Casos de preconceito religioso no estado do Rio de Janeiro registraram aumento significativo em 2024. Segundo dados do painel “Discriminação”, do Instituto de Segurança Pública (ISP-RJ), foram 72 ocorrências entre janeiro e setembro, sendo 39 classificadas como ultraje a culto — ofensa ou perturbação de atos religiosos. Esse número representa um aumento de 56% em relação ao mesmo período de 2023, quando 25 casos foram registrados. Além disso, 33 episódios de intolerância religiosa, categoria recém-criada no levantamento, também foram notificados.
O governador Cláudio Castro destacou a importância dos dados para o combate à intolerância:
— A diversidade de crenças deve ser respeitada, e os números do ISP são fundamentais para iluminar a questão e subsidiar políticas públicas. Contamos com a Decradi, unidade especializada na investigação desses crimes, para acolher denúncias e buscar justiça.
O perfil das vítimas de ultraje a culto e intolerância religiosa aponta que, em sua maioria, têm entre 30 e 59 anos. Quatorze são brancas, e 13, pretas ou pardas. Residências foram os principais locais das ocorrências. Para a delegada Rita Salim, titular da Decradi, o respeito à diversidade é central para prevenir esses crimes:
— A intolerância religiosa é um crime de ódio que fere a dignidade humana. Conscientizar sobre a necessidade de respeitar crenças é a melhor forma de enfrentamento.

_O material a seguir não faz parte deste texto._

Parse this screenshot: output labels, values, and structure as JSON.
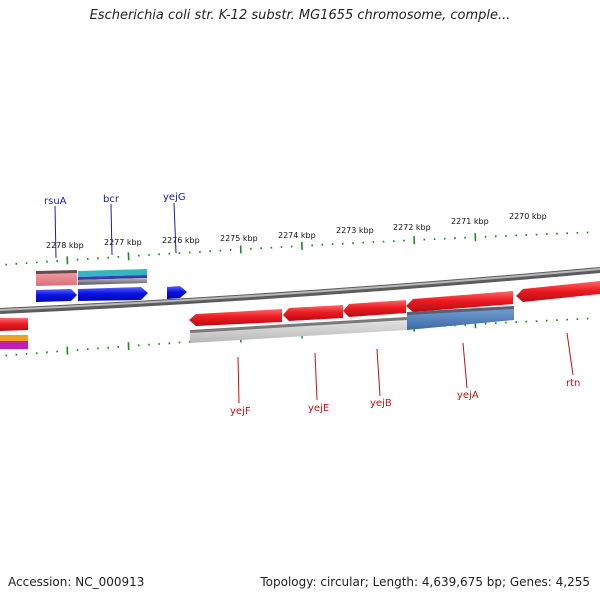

O Disque Denúncia também atua no recebimento e monitoramento de relatos de preconceito religioso, colaborando com órgãos especializados. Além disso, a Secretaria Estadual de Desenvolvimento Social e Direitos Humanos promove capacitações em parceria com diversas instituições, como as Polícias Civil e Militar, escolas e universidades.
O painel “Discriminação” também registrou outros tipos de violência. Entre janeiro e setembro de 2024, 2.783 pessoas foram vítimas de crimes associados à discriminação, com 62% dos casos relacionados à injúria por preconceito. Leonardo Vale, vice-presidente do ISP, destacou a gravidade dos dados:
— Esses números evidenciam problemas estruturais como racismo e intolerância religiosa, que afetam diferentes grupos sociais de maneira desigual. As informações são essenciais para enfrentar esses desafios e combater crimes de ódio.